Römische Küche

Unser Wissen über die alten Römer ist meist recht tot: die vertrackten, mit schwierigsten Grammatikfallen gespickten Texte in einer toten Sprache und die zweifellos eindrucksvollen Monumente aus toten Steinen. Viel lebendiger wird eine Kultur, wenn man sie nicht nur studiert, sondern auch probiert: in Form ihrer Küche und ihrer Ess- und Trinkgewohnheiten. Wie schmeckt eine römische Fischpfanne oder ein antiker Eintopf? Günther E. Thüry, Wissenschaftler und Gourmet, dessen Erfahrungen aus antiken Müllhalden stammen, und Erwin M. Ruprechtsberger, der rührige Archäologe des Linzer Stadtmuseums Nordico, haben daher eine kleine Ausstellung über römische Küche an der Donau zusammengestellt, die noch bis 9. September geöffnet ist und die in dem vom Unterzeichneten geleiteten Forum Geschichte Oberösterreich bis auf weiteres auch im Internet besucht werden kann.

Was an der Donau in den ersten nach- christlichen Jahrhunderten passiert ist, erleben wir heute in vielfacher Hinsicht: Die mediterrane Küche dringt in den Donauraum, vor 2000 Jahren und heute wieder: damals Fischsaucen und viele andere neue Produkte, heute Pizzalokale und Spaghetterias. Es ist eine fremde Welt, die sich in den damaligen Geschmacksvorlieben auftut: Ob Essen im Liegen wirklich bequem war, oder ob das „garum“ und das „allec“, die stark salzhaltigen Würzsaucen der Römer aus Fischabfällen, tatsächlich so penetrant stanken: sie wurden jedenfalls wie heute Ketchup in großen Massen fabriksmäßig erzeugt und über weite Strecken von Italien an die Donau transportiert, ebenso lebende Austern, eingelegte Makrelen, Olivenöl, Südfrüchte und sogar indischer Pfeffer. Es ist sehr viel, das wird rasch klar, von dem, was wir heute schätzen, von den alten Römern an die Donau gebracht worden: ob Basilikum, Knoblauch, Bohnenkraut, Koriander, Dille, Melisse, Fenchel, Petersilie, Gartenkerbel, Raute, Thymian oder Sauerampfer, ebenso wie Esskastanien, Maulbeeren, Honigmelonen, Pfirsiche, Walnüsse und Mandeln.
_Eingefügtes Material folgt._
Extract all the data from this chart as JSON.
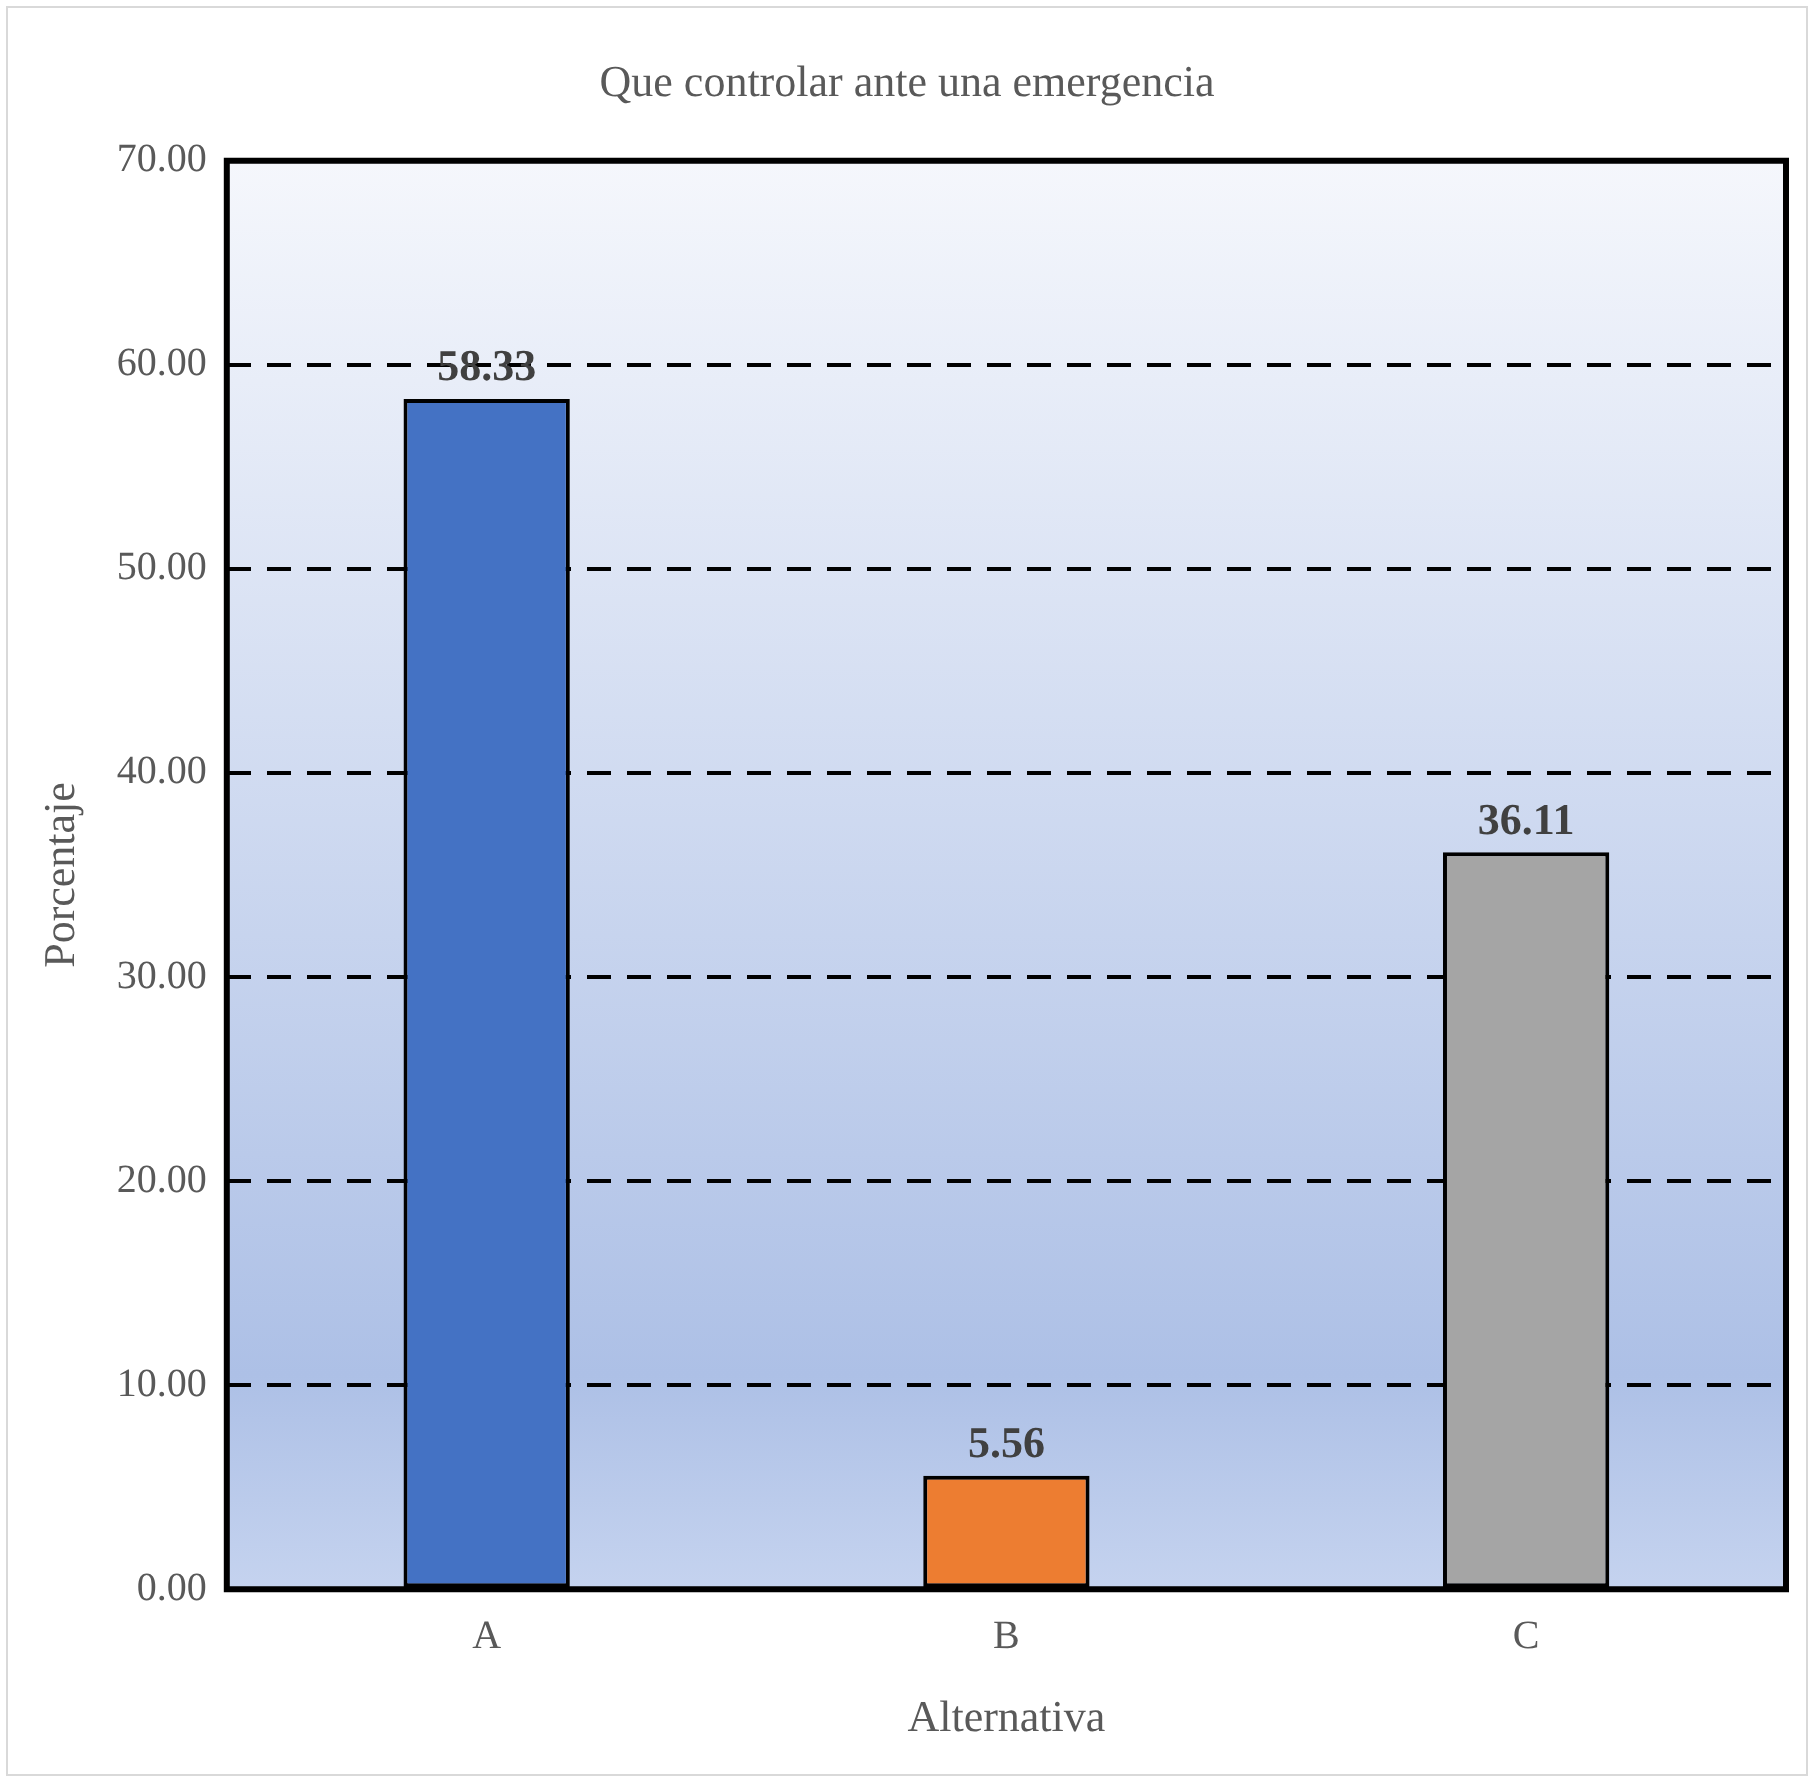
{
  "chart_data": {
    "type": "bar",
    "title": "Que controlar ante una emergencia",
    "xlabel": "Alternativa",
    "ylabel": "Porcentaje",
    "categories": [
      "A",
      "B",
      "C"
    ],
    "values": [
      58.33,
      5.56,
      36.11
    ],
    "colors": [
      "#4472c4",
      "#ed7d31",
      "#a5a5a5"
    ],
    "ylim": [
      0,
      70
    ],
    "yticks": [
      {
        "value": 0,
        "label": "0.00"
      },
      {
        "value": 10,
        "label": "10.00"
      },
      {
        "value": 20,
        "label": "20.00"
      },
      {
        "value": 30,
        "label": "30.00"
      },
      {
        "value": 40,
        "label": "40.00"
      },
      {
        "value": 50,
        "label": "50.00"
      },
      {
        "value": 60,
        "label": "60.00"
      },
      {
        "value": 70,
        "label": "70.00"
      }
    ],
    "grid": "y",
    "line_style": "dashed",
    "legend": false,
    "data_labels": true
  }
}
Kochbücher und Gourmetführer haben sich aus der Antike in gar nicht so geringer Zahl erhalten. Ob uns das, was sie empfehlen, auch schmecken würde, ist eines Versuches wert. „E pluribus unum“, „Aus Vielen Eines“ war ein rustikales römisches Knoblauchgericht, das auch in einem pseudovergilischen Gedicht gefeiert wird und bis heute als Motto im Staatswappen der USA präsent ist. Wer wagemutig genug ist, einmal provinzialrömisch zu kochen, für den halten die Ausstellungsmacher ein viergängiges Menü samt Rezeptur im Internet bereit: Pinienkernmus an weichen Eiern, Pfefferbirnen, Schinken im Teigmantel, Früchteplatte. Klingt recht gut. Also Guten Appetit!

Roman Sandgruber

Aus der Serie "Alltagsdinge". Oberösterreichische Nachrichten, 1. September 2007, 31.